Amnesty sul caso Guerra: "Madre Mauro come Ilaria Cucchi e Patrizia Aldrovandi"

Riccardo Noury, portavoce italiano della ONG, sostiene la battaglia legale della famiglia e ricorda com'è andata in altri casi simili

Riccardo Noury

Riccardo Noury, portavoce italiano di Amnesty International, ha conosciuto personalmente la famiglia Guerra. Nel 2016 è stato a Carmignano di Sant'Urbano proprio per dare un segno di vicinanza da parte di Amnesty International. Lo raggiungiamo al telefono e lo sentiamo in una pausa della presentazione dell'annuale report globale dei diritti stilato dalla ONG. Un volume che riassume la condizione nei diversi Paesi. C'è anche un capitolo dedicato all'Italia.

Una storia italiana

Ha seguito, nonostante gli impegni di questi giorni, tra ospitate in radio e tv, la prima udienza del caso Guerra tenutasi a Rovigo. E non gli è piaciuto ciò che ha letto e sentito a riguardo: "Quante volte, in questi anni - ci dice Noury - ho ascoltato madri, sorelle, mogli denunciare che quello cui stavano assistendo era un processo alla vittima e non a chi era imputato del suo omicidio? Tante, troppe. Ne basterebbe una. E invece a Ilaria, Patrizia, Lucia, Domenica e altre coraggiose donne si è aggiunta Giusy Businaro, mamma di Mauro Guerra". Il riferimento è alle donne che hanno portato avanti battaglie per ottenere il minimo indispensabile, l'accertamento dei fatti che hanno portato alla perdita dei loro cari: Stefano Cucchi, Giuseppe Uva e Federico Aldrovandi, giusto per citare gli esempi fatti da Noury.

L'udienza

É molto contrariato, il portavoce di Amnesty International Italia, riguardo l'andamento della prima udienza, e ci tiene a sottolinearlo. "Mauro, come sappiamo - prosegue Noury - è stato ucciso alla fine del luglio 2015 dall'allora comandante della stazione dei carabinieri di Carmignano di Sant'Urbano.

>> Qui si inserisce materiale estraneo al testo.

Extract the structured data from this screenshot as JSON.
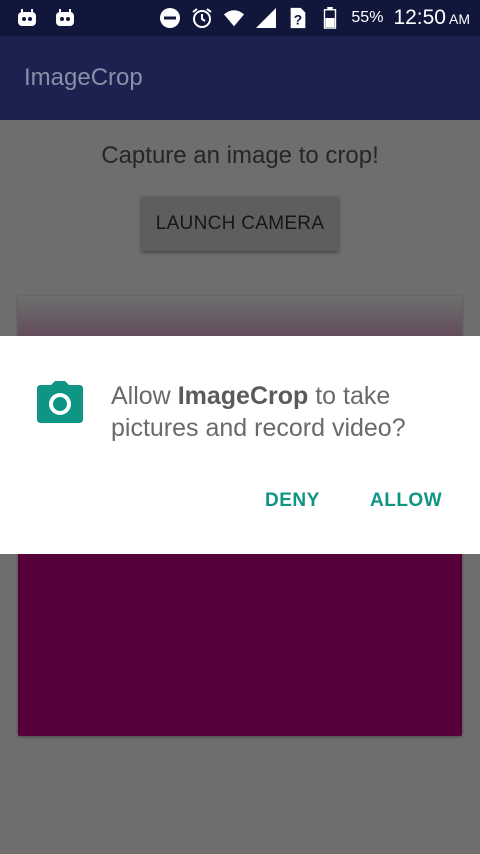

Nei suoi confronti, ieri è iniziato il processo per omicidio colposo per eccesso di legittima difesa. Iniziato male, con l'avvocato dell'imputato a scandagliare la vita di Mauro Guerra per trovare l'appiglio, l'occasione, l'episodio che attenui, se non annulli, le responsabilità penali del suo cliente. Cose già viste. Uno strazio per i familiari di Mauro".